Krone Agriculture, which is headquartered in Germany and has a workforce of 10,000 people, told The Guardian newspaper it has temporarily stopped exporting large pieces of farm machinery to the US because of little-known new tariffs on products that have steel components or steel derivatives.
Bernard Krone, the company's chairman, said the new tariffs, which were not mentioned in the deal the US struck with the European Union in July, have stalled the company's exports to the US, which was its second-largest market, worth $130 million a year.
Krone said the initial deal that calls for a blanket 15 percent tariff on EU exports was followed by the publication of a list of products deemed to include steel derivatives.
"That list was very alarming for us," he told The Guardian. "Nobody could tell us what to do. Did the tariffs depend on weight, origin, or the price of raw steel?"
The steel derivatives list comprises 407 items, including knitting needles, combine harvesters, barbecues, fridges, dishwashers, elevators, and wind turbines.
Companies wanting to export any of those items to the US now need to provide detailed paperwork that sets out the origin, weight, and value of their steel components. The US then uses the information to calculate how much tariff must be paid at the higher, 50 percent, rate.

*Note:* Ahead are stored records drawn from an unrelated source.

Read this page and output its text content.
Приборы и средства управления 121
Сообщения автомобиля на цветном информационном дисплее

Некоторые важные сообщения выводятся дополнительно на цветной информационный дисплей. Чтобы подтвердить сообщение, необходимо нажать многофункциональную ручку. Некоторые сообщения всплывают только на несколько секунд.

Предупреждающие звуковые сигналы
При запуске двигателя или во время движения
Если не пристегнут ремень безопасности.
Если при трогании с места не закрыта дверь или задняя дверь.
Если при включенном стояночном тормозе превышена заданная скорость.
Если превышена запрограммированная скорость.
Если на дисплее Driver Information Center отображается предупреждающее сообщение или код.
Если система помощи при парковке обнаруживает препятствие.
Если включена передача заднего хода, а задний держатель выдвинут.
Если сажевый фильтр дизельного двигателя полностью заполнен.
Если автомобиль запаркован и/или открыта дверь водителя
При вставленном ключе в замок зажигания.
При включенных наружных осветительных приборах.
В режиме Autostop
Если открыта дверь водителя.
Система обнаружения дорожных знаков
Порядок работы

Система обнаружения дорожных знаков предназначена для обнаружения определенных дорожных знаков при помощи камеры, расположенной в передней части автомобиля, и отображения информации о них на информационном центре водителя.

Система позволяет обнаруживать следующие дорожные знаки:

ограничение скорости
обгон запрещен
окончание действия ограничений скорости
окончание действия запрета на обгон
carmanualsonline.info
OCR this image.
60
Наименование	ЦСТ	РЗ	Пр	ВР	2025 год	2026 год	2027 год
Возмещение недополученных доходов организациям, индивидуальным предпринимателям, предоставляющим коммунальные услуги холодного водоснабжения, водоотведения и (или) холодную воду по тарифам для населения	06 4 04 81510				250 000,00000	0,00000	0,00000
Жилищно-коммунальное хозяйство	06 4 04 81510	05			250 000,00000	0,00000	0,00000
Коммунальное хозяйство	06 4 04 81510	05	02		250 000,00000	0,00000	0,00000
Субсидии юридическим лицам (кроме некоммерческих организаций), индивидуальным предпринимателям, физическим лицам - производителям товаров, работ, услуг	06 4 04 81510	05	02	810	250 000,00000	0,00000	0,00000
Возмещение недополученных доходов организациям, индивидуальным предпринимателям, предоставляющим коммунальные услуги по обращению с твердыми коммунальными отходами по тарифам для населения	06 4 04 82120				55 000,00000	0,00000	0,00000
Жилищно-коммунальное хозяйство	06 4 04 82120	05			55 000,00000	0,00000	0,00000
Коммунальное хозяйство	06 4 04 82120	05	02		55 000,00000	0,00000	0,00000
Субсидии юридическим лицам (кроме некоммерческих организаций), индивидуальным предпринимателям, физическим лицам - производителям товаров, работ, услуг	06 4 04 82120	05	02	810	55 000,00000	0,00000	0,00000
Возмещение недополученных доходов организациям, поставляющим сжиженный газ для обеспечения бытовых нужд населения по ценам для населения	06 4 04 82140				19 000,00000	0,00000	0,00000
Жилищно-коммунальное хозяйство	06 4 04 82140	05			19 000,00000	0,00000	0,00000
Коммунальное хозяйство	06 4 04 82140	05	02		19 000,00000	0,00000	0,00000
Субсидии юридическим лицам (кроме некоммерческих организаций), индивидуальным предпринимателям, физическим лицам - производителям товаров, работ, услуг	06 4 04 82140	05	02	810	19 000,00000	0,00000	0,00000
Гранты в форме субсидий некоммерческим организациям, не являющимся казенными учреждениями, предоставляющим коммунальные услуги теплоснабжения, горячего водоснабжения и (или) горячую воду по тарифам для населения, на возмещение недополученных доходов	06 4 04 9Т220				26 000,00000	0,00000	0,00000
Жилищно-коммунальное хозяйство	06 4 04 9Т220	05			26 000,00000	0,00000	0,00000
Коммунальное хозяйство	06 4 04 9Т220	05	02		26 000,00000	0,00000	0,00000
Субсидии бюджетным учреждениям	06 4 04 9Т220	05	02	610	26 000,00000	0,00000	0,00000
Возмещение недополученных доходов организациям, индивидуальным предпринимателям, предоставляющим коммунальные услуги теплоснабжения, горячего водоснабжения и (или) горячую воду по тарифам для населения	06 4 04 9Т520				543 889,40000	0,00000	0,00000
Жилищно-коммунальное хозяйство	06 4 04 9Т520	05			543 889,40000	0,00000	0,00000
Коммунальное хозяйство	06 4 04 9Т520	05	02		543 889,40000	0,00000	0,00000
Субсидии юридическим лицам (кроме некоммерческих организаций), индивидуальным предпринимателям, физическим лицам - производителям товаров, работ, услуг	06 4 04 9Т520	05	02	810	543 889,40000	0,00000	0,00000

Oliver Richtberg, head of foreign trade at the German engineering federation VDMA, said the form-filling is challenging, and many companies are unable to comply.
"You have to get paperwork from the supplier to the supplier to the supplier," he said. "That is pretty much impossible … (European Commission President Ursula) Von der Leyen speaks of stability, for our industry, that is 100 percent not true. The bureaucratic hurdles are so high that some companies have just stopped exporting to the US."
Krone said companies that manage to negotiate the paperwork and ship products to the US will pass their extra costs on to customers.
"If the farmers' prices go up, then at the end of the day it is the US citizen who goes into (the store) who has to pay more for their daily goods," he said.
The US and EU are preparing for a new round of negotiations on the next steps for their trade deal, with Washington eager to talk about the EU's new legislation around the digital and technology sectors, and its rules related to corporate compliance and climate-related regulations.
The EU wants to ensure it retains regulatory autonomy and hopes to negotiate a lower tariff on steel and aluminum and their derivatives, insiders told Bloomberg News.